Jetzt bin ich seit kurzem dabei und spiele wieder ein wenig. Nur sind eben noch Obligato-Saiten drauf (also ein neuer Satz, den ich von damals noch hatte). Mit denen hat sie einstmals toll geklungen. Seit dieser Reparatur klingt sie damit aber sehr grell und die ganze G-Saite ist ein einziges Wolfsrudel sozusagen.
Jetzt wollte ich mal hier in die Runde fragen, was für Saiten da als Alternative empfehlenswert sein könnten. Es sollten Kunststoffsaiten sein, und mir kommt es (derzeit) darauf an, dass es beim Spielen am Ohr schön (bzw. weicher als mit den Obligato) klingt. Mein Ziel ist es jetzt weniger, meinen alten Stand wieder zu erreichen (so viel Zeit hätte ich zum Üben gar nicht). Sondern eher, die Geige wieder einigermaßen einzuspielen, so dass es Sinn macht, sie nochmals zum Geigenbauer zu bringen, um dieses klangliche Manko, was durch die erwähnten Reparatur entstanden war, vielleicht wieder zu beheben oder zumindest abzumildern...
Ich bedanke mich im Voraus für jeden Tipp.
Mit freundlichen Grüßen, jd65
Hallo jd65,
nach Deiner Schilderung wurde dein Instrument nach der Reparatur vermutlich nicht sorgfältig genug eingerichtet, d.h. Länge der Einhängesaite, Stegposition, Stimmstockposition wurden nicht optimiert. Eine falsche Einstellung dieser Teile kann sehr leicht die Wölfe und Schnarrtöne des Instrumentes hervorholen. Daß Dich der Geigenbauer schon damals darum bat, daß Du ihn nochmals konsultierst um den Klang einzujustieren spricht dafür, daß er von diesen Problemen wußte. Vermutlich bat er Dich das Instrument zunächst eine Zeit lang zu spielen, damit Du angeben kannst wie der bestehende Klang verändert werden soll, z.B. mehr heller oder dunkler, lauter oder leiser, die Noten auf welchen die Wolftöne liegen, etc..

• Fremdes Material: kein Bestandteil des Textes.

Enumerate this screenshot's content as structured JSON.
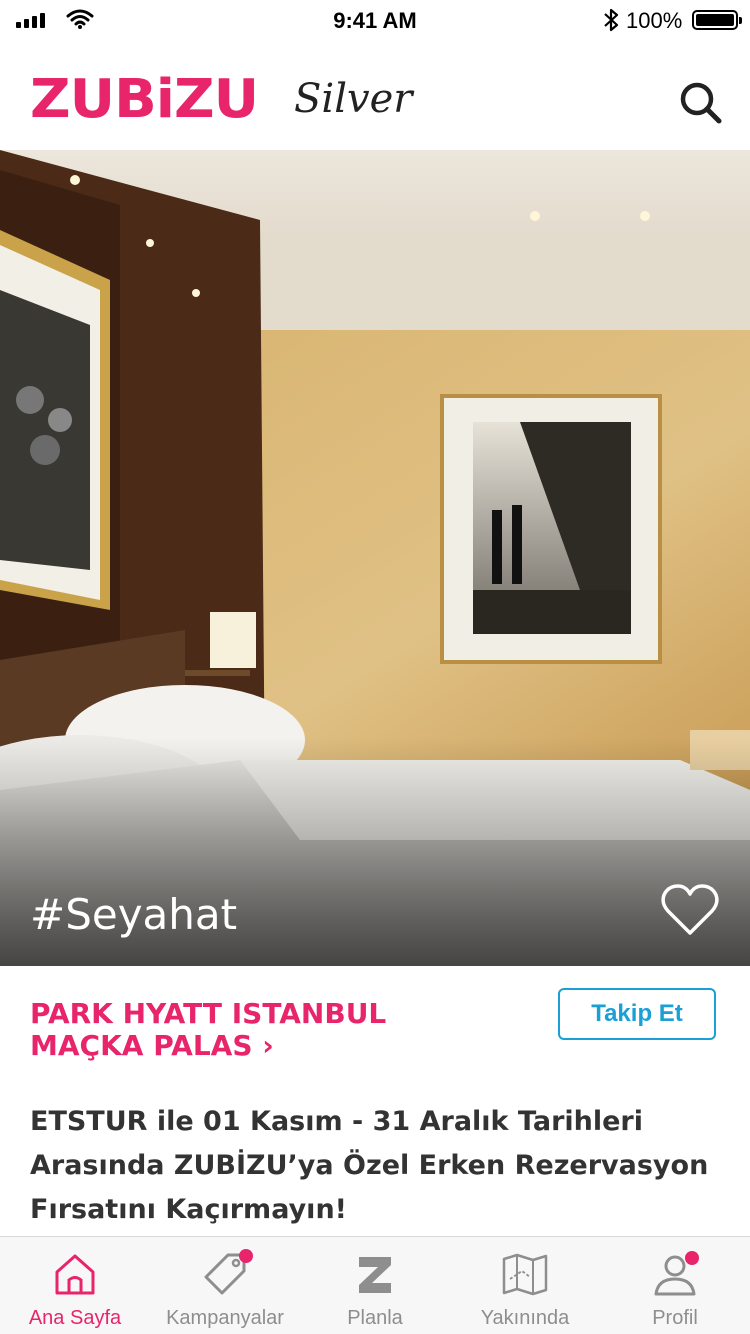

Technisch gesehen sind Wolftöne zu starke Resonanzen der Geigendecke und Schnarrtöne (das ist das "Kratzen" das Du auf A- und E-Saite hörst) zu starke Resonanzen des Geigenbodens. Auch eine zu lange Einhängesaite kann selbst zusätzliche Resonanztöne haben. Diese unerwünscht starken Resonanztöne muß man durch die richtige Einstellung von Stimmstock, Steg, Einhängesaite und manchmal auch durch die Wahl eines anders bemessenen Saitenhalters dämpfen.
Bei der Saitenwahl für ein Instrument mit latent vorhandenen Wölfen sollte man beachten, daß eine zu starke G-Saite das Hervortreten der Wölfe begünstigt. (Darauf hat schon Carl Flesch vor 90 Jahren hingewiesen.) Wenn Du das Instrument vor dem sorgfältigen Einrichten durch den Geigenbauer einspielen möchtest, und die übermäßigen Resonanzen dabei etwas schwächer sein sollen, dann achte bei der Wahl eines neuen Saitensatzes darauf, daß vorallem die G-Saite weicher ist als die derzeitig aufgezogene Obligato G-Saite. Dabei ist zu beachten, daß es Obligato-Saitensätze vor 20 Jahren noch in 3 verschiedenen Stärken gab. Die Zugspannungen für die G-Saite des Obligato Modells waren:
weich: 4,31 kp (kp steht für "kilopond", eine veraltete Einheit für die Kraft)
mittel: 4,54 kp
hart: 4,67 kp
Informationen wie man die Saitenstärke einer vorhandenen Pirastro Saite erkennt und die Zugspannungswerte der aktuell angebotenen Saiten findest Du auf www.pirastro.de. Für die Saiten anderer Hersteller natürlich auf deren Webseiten.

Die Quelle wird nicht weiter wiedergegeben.